Okay, so I think you have already figured out the answer so
I’ll keep this brief.
There is quite a philosophic
difference in how many clinicians manage spontaneous versus traumatic
pneumothorax. Spontaneous usually gets nothing or a simple aspiration whereas
traumatic often are managed with chest tubes. I have been teaching ATLS (EMST)
for years and the current 9th edition still advocates a massive
chest tube. Why such discord?
To be honest, the following paper is rather bad but at least addresses this important issue. So please
ignore the small sample size, absolutely crazy power calculation (that must
have been done in retrospect), lack of blinding and confounding factors.
40 adult patients
with traumatic pneumothorax were randomized
to either a pigtail catheter or a 28 French chest tube. They excluded anyone with haemothorax and
those who needed emergent tubes.
The primary outcome
was looking at pain on a numerical
rating scale (NRS) at the insertion site of either the chest tube or pigtail.

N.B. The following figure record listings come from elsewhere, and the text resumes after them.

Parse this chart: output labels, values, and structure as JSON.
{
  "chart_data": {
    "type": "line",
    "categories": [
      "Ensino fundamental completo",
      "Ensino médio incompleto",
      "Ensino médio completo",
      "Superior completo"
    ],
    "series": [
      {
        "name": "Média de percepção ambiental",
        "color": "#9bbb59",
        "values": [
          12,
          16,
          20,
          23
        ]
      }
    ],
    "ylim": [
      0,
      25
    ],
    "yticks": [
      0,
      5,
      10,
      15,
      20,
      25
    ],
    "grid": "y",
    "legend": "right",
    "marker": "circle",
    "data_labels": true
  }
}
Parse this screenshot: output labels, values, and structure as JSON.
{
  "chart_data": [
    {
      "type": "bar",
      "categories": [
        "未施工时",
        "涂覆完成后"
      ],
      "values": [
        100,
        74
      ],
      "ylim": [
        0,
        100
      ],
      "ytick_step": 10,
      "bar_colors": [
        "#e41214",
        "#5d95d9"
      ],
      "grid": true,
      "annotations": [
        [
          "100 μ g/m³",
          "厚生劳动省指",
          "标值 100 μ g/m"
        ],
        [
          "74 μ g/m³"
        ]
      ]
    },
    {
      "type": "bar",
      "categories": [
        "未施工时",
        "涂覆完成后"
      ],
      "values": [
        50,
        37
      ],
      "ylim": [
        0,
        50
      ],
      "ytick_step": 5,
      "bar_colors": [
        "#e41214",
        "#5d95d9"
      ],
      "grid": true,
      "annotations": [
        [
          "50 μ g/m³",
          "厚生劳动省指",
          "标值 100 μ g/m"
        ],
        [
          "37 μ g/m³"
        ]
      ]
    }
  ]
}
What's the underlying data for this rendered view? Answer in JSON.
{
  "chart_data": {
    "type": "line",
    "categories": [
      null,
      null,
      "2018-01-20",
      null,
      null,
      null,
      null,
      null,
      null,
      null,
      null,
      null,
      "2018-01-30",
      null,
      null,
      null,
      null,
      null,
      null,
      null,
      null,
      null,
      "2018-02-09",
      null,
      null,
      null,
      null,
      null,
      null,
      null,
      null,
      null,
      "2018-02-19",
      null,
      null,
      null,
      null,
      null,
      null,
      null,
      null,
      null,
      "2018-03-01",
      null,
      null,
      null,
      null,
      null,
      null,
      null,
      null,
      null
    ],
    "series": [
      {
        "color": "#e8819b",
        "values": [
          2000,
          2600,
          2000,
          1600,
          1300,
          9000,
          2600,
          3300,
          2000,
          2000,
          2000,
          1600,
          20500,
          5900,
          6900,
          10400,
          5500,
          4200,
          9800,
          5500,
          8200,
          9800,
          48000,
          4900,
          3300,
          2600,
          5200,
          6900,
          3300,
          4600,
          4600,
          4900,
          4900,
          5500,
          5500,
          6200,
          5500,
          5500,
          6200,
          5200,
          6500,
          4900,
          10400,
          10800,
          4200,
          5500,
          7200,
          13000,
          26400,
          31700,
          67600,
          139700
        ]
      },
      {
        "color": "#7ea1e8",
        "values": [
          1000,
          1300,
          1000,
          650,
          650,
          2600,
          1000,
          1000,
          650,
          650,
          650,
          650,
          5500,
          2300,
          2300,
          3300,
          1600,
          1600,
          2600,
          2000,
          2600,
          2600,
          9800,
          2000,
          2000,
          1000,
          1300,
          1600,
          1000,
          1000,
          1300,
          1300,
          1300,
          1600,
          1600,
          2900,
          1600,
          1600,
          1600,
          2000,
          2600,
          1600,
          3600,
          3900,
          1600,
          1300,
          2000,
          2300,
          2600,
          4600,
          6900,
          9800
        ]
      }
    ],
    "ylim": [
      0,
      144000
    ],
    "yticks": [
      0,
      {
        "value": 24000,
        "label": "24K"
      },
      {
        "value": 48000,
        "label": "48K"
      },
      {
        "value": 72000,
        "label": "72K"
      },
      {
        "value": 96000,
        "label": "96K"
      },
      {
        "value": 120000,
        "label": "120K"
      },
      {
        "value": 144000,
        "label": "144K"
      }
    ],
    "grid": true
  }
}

Secondary outcomes included success rate and complications.
The results
confirmed the obvious. Pigtails hurt a
lot less. Yes, a lot less. This was statistically significant even with
such a small sample size. The duration of tube insertion and success rate were
all similar. Safety can never be adequately addressed with the size of this
study but one would imagine it should be fine.
Will this change what
we do? The quality of this evidence shouldn't change anything. But it has
caused me to look at recent studies (that I must have overlooked) advocating a
smaller solution to uncomplicated traumatic pneumothorax. It may not sound
kosher, but I’m going the pigtail from
now on.
Covering:
Kulvatunyuou N, Erickson L, Vijayasekaran, A, et al. Randomized clinical trial of pigtail
catheter versus chest tube in injured patients with uncomplicated traumatic
pneumothorax. Br J Surg 2014;101:17-22.